Plus qu’un single, il s’agit d’un véritable tube sorti l’automne dernier. En effet, ce titre accompagne même les joueurs du jeu vidéo de football «FIFA 21» au moment de composer leur équipe virtuelle. De quoi projeter la Suissesse de 35 ans jusqu’alors inconnue vers les hautes sphères de l’industrie musicale, avec la signature d’un contrat chez Warner Angleterre. Le «New York Times» la repère aussi et en fait l’un de ses coups de cœur. «Toutes les portes se sont ouvertes en même temps. J’ai eu de la chance. Je me souviens que mon manager m’a appelé pour me dire que le «New York Times» m’avait mentionnée. J’ai crié: «Quoi?!» Je me faisais les ongles à Zurich et soudainement cette bombe m’a fait comprendre que les choses devenaient sérieuses.»

Pourtant, elle n’a jamais songé qu’elle pourrait faire de sa passion son métier, même si la musique a toujours fait partie de sa vie. Elle a 8 ans à peine lorsqu’elle chante dans le groupe de son père. Ils animent alors des mariages au sein de la communauté sri lankaise suisse. Privée de fêtes durant l’adolescence, elle s’enferme dans sa chambre et écoute énormément Alicia Keys ou Brandy. Un jour, son frère, membre d’un groupe de rap local, lui demande de le rejoindre sur scène. Alerté par un passage dans son journal intime, son papa lui interdit de s’y rendre. Elle comprend la décision et s’y plie. «Mes parents sont partis de rien. Ils ont multiplié les jobs dans un pays où ils ne connaissaient personne et ne parlaient pas la langue. Ça demande beaucoup de courage. Je peux concevoir qu’ils me voyaient poursuivre une autre carrière», explique-t-elle.
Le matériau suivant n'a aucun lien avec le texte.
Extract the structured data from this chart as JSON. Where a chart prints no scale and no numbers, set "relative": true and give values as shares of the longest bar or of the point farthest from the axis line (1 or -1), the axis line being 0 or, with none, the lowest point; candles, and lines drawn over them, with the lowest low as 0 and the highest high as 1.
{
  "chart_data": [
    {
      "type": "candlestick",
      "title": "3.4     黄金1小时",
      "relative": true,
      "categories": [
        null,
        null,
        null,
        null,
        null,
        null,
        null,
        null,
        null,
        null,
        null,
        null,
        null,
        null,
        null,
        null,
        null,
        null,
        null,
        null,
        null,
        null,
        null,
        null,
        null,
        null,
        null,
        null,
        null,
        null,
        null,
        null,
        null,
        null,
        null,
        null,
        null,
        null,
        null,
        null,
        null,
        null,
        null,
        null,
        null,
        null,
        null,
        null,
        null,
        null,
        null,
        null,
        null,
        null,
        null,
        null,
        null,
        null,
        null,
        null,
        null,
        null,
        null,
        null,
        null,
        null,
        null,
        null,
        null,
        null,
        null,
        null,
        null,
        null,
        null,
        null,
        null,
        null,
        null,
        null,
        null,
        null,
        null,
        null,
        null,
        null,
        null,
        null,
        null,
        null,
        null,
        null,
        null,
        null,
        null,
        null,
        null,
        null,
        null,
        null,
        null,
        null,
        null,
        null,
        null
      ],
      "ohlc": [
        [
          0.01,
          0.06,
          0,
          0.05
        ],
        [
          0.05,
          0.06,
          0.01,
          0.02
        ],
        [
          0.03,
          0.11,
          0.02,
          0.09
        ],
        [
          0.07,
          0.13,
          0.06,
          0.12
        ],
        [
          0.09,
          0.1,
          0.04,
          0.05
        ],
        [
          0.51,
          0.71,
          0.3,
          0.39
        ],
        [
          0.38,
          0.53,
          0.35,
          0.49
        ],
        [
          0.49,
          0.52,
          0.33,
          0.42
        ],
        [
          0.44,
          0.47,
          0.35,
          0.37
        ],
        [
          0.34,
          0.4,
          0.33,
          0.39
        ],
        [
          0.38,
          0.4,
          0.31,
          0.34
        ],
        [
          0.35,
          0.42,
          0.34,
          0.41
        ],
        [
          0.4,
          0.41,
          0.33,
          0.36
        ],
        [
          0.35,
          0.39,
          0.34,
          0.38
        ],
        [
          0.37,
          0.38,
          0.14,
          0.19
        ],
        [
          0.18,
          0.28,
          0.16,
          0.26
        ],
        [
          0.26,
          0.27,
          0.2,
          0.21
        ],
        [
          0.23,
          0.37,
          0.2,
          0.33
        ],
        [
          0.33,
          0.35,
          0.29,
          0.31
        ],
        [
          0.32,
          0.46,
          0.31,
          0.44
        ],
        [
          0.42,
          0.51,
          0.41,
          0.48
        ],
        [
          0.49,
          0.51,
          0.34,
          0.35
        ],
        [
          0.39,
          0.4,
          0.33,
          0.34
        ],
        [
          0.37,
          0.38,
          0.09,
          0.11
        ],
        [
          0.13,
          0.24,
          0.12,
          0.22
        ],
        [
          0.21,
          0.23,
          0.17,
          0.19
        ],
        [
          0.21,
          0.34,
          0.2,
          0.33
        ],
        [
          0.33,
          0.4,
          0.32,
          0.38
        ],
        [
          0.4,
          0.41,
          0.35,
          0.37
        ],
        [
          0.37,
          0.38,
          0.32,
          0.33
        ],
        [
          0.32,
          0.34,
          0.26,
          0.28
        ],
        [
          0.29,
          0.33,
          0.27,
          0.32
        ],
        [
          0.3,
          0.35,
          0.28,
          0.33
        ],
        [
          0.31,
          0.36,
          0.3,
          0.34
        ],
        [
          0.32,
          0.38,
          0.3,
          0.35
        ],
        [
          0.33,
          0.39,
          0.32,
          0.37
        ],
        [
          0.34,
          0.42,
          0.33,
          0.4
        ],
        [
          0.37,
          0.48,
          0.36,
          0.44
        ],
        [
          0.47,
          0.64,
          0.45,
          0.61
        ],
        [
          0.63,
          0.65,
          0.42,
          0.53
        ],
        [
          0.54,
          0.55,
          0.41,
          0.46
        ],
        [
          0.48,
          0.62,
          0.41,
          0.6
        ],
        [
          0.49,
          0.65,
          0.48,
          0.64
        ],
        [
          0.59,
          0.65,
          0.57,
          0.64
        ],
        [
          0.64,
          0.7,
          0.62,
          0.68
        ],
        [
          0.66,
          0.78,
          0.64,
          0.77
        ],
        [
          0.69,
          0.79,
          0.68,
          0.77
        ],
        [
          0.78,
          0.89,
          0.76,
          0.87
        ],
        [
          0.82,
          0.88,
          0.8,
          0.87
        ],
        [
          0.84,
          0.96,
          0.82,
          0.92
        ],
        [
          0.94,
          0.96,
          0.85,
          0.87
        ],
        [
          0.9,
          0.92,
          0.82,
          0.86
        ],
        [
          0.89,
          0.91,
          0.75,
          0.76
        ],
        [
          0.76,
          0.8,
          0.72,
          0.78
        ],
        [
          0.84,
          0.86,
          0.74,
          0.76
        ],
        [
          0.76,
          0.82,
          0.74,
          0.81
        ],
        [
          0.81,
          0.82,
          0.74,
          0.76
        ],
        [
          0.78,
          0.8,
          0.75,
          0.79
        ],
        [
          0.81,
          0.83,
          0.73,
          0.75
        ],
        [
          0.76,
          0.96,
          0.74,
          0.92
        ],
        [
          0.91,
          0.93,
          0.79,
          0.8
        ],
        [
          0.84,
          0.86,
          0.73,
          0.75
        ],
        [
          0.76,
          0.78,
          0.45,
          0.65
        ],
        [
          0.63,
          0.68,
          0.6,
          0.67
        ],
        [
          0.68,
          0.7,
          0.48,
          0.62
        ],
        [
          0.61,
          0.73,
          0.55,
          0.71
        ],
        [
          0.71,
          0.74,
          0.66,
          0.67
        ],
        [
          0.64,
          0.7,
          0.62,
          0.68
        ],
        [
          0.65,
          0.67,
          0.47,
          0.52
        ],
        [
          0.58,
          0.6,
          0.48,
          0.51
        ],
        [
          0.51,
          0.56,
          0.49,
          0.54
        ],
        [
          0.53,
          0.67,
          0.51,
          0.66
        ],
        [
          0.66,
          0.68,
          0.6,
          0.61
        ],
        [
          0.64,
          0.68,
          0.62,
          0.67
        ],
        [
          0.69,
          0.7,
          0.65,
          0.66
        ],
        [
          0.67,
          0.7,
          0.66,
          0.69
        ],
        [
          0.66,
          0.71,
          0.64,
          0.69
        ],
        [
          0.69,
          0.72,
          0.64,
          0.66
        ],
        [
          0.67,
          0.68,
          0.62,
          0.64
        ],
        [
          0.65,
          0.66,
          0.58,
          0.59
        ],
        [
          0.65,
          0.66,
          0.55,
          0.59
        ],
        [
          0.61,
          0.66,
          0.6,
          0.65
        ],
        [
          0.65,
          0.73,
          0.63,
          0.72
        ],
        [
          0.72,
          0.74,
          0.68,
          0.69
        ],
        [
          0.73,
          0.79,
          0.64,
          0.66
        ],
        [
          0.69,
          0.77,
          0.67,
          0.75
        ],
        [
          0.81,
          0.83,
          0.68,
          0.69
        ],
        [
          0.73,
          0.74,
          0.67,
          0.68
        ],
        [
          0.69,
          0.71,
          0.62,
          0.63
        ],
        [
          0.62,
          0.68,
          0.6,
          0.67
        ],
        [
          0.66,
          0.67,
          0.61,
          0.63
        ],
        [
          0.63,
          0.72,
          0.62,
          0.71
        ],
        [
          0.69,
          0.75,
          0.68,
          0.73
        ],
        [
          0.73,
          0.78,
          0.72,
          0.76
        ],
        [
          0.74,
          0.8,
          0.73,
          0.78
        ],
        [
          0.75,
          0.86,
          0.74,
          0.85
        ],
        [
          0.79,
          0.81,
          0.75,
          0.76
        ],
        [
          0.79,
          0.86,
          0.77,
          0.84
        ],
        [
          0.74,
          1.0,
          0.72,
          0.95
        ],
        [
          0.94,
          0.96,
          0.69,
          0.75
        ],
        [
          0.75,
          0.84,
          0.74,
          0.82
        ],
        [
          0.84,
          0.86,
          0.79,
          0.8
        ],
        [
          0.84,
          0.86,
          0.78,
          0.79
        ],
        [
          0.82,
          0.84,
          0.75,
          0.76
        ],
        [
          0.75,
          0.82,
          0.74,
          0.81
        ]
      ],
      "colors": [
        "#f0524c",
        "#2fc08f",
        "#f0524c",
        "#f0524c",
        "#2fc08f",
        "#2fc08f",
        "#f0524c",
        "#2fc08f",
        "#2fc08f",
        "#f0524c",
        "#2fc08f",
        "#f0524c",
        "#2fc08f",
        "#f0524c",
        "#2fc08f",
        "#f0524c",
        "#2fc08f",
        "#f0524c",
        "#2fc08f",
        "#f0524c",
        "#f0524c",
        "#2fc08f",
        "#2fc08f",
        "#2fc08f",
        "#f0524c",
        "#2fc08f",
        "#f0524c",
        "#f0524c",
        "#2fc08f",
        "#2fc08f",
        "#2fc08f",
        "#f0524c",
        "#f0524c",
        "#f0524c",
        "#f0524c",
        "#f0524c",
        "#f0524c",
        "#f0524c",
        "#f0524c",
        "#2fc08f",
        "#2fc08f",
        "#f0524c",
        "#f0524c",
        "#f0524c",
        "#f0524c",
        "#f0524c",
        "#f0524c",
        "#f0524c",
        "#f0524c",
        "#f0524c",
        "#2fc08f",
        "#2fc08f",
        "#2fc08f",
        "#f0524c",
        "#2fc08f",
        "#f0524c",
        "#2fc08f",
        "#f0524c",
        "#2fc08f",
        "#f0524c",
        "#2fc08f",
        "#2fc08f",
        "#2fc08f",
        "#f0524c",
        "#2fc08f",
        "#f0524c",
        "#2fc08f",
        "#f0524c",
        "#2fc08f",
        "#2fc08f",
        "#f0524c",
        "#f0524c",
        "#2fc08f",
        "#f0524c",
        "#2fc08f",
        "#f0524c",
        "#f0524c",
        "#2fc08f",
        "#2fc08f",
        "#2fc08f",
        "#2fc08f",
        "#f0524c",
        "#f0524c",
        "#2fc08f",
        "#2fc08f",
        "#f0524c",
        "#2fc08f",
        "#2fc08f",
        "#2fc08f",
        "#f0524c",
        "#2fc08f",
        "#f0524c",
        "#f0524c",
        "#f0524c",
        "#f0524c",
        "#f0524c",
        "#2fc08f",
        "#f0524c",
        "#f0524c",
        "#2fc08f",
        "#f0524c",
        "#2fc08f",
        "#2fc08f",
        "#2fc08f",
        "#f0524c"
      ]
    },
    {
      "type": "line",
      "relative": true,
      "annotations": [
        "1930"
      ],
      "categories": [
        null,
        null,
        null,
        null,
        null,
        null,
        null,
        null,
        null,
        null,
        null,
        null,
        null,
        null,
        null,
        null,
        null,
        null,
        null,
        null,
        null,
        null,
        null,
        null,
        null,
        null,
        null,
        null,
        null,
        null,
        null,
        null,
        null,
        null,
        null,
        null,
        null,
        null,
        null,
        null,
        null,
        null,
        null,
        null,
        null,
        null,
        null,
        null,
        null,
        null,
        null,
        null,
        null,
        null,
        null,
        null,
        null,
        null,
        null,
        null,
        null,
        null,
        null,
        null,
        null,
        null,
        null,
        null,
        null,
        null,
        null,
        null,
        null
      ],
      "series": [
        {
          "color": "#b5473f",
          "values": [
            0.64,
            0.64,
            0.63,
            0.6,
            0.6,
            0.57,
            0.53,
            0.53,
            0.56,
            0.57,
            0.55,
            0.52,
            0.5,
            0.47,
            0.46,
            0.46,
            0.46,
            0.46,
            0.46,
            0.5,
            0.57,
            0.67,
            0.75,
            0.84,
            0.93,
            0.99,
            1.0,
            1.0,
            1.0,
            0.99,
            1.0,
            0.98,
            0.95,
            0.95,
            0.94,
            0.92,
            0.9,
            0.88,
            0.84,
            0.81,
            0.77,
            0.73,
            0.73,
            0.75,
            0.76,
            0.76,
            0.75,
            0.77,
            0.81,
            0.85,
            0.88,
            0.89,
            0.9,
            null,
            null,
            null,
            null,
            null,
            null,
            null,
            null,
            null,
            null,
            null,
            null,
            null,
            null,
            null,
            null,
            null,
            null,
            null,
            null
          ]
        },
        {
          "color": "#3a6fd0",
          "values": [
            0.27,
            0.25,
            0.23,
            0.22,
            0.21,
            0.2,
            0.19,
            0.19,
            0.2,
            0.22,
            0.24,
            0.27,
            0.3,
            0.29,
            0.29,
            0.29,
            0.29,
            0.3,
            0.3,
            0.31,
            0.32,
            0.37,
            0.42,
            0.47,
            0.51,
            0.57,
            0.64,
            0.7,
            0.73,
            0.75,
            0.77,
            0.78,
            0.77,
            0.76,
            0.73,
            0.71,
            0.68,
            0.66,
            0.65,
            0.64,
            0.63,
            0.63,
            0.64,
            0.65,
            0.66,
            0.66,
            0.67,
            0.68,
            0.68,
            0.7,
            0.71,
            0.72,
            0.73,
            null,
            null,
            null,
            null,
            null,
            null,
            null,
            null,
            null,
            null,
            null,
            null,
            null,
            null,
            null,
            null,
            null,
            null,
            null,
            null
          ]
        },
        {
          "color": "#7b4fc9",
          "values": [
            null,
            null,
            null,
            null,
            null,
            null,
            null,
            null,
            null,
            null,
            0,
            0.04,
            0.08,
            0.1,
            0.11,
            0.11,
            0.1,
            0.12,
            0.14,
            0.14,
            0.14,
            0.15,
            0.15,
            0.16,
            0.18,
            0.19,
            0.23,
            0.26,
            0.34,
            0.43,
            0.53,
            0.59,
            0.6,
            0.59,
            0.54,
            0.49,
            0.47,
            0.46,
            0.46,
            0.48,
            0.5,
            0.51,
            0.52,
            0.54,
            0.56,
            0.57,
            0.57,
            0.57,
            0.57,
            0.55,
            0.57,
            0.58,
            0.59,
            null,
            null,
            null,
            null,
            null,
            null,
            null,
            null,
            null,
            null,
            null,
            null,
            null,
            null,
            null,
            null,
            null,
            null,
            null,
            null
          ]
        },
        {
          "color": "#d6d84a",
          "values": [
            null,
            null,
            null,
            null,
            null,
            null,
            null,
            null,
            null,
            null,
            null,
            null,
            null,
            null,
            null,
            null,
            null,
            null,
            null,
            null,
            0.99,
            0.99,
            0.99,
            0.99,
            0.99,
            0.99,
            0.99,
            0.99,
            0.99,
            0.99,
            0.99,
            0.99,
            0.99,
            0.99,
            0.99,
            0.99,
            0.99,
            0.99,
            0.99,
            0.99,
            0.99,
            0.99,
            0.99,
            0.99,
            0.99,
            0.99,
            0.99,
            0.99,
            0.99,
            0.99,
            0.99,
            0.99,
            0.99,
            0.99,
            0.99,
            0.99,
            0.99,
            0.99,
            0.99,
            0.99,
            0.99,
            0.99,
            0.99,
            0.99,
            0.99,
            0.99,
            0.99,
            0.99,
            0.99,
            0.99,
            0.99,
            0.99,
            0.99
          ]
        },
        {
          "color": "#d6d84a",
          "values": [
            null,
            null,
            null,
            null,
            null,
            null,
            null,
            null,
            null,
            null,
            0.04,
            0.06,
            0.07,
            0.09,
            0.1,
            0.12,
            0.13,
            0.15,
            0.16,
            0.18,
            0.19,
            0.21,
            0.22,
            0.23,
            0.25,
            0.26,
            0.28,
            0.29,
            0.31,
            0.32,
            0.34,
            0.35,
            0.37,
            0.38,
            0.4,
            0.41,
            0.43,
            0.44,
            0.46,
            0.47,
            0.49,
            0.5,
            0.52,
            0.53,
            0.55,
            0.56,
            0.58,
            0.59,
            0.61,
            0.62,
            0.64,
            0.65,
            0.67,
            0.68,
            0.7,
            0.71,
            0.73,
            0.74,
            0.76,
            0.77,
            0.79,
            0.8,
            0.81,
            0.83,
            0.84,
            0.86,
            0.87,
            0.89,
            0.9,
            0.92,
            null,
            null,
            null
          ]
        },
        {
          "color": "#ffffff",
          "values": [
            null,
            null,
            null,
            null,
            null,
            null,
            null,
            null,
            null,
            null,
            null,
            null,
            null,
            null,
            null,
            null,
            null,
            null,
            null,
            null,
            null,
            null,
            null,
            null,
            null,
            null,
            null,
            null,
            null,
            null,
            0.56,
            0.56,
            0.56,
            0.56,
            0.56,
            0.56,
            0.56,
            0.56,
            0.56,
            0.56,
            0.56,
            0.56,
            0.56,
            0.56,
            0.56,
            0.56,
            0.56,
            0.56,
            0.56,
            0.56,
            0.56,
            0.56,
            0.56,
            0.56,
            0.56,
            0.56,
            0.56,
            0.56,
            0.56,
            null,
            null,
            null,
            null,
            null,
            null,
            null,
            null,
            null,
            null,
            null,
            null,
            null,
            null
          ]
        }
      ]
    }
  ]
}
Priya Ragu termine un diplôme en comptabilité et commence à travailler chez Swiss en aéronautique.

Elle part à New York sans le dire à ses parents

«Mon job était sympa. Mais je pensais constamment à la musique et j’ai eu plusieurs conversations avec des gens qui me répétaient: «C’est impossible de percer en tant qu’artiste suisse.» Challenging peut-être, mais impossible non. Nous n’avons pas beaucoup d’exemples à donner, mais j’ai voulu me prouver que je pouvais le faire.» Elle quitte son travail, s’envole pour New York en prétextant un voyage d’affaires à ses parents et commence à composer ses propres chansons.

Malgré les kilomètres qui les séparent, Priya Ragu écrit à son frère pour l’aider à se développer artistiquement. Via des messages audio, son style s’affine. Il rappelle parfois un peu M.I.A., avec qui elle rêve de collaborer. Les premiers sons voient le jour. Elle revient en Suisse, plus précisément à Zurich et continue de composer. Soudainement le succès est venu. Le duo part tourner le clip du morceau «Lighthouse» en Inde en 2019. Un ami, qui travaillait auparavant pour VH1, recommande leur vidéo. Finalement, la chaîne de télévision la met immédiatement en rotation intensive. L’édition indienne du magazine «Rolling Stone» parle du morceau, la BBC prend le relais et le diffuse régulièrement. Non pas une mais vingt maisons de disques frappent à sa porte! La prochaine étape, pour Priya Ragu, c’est la sortie de son premier album en septembre prochain. «Aujourd’hui, j’ai toujours du mal à imaginer ce qui se passe», commente-t-elle.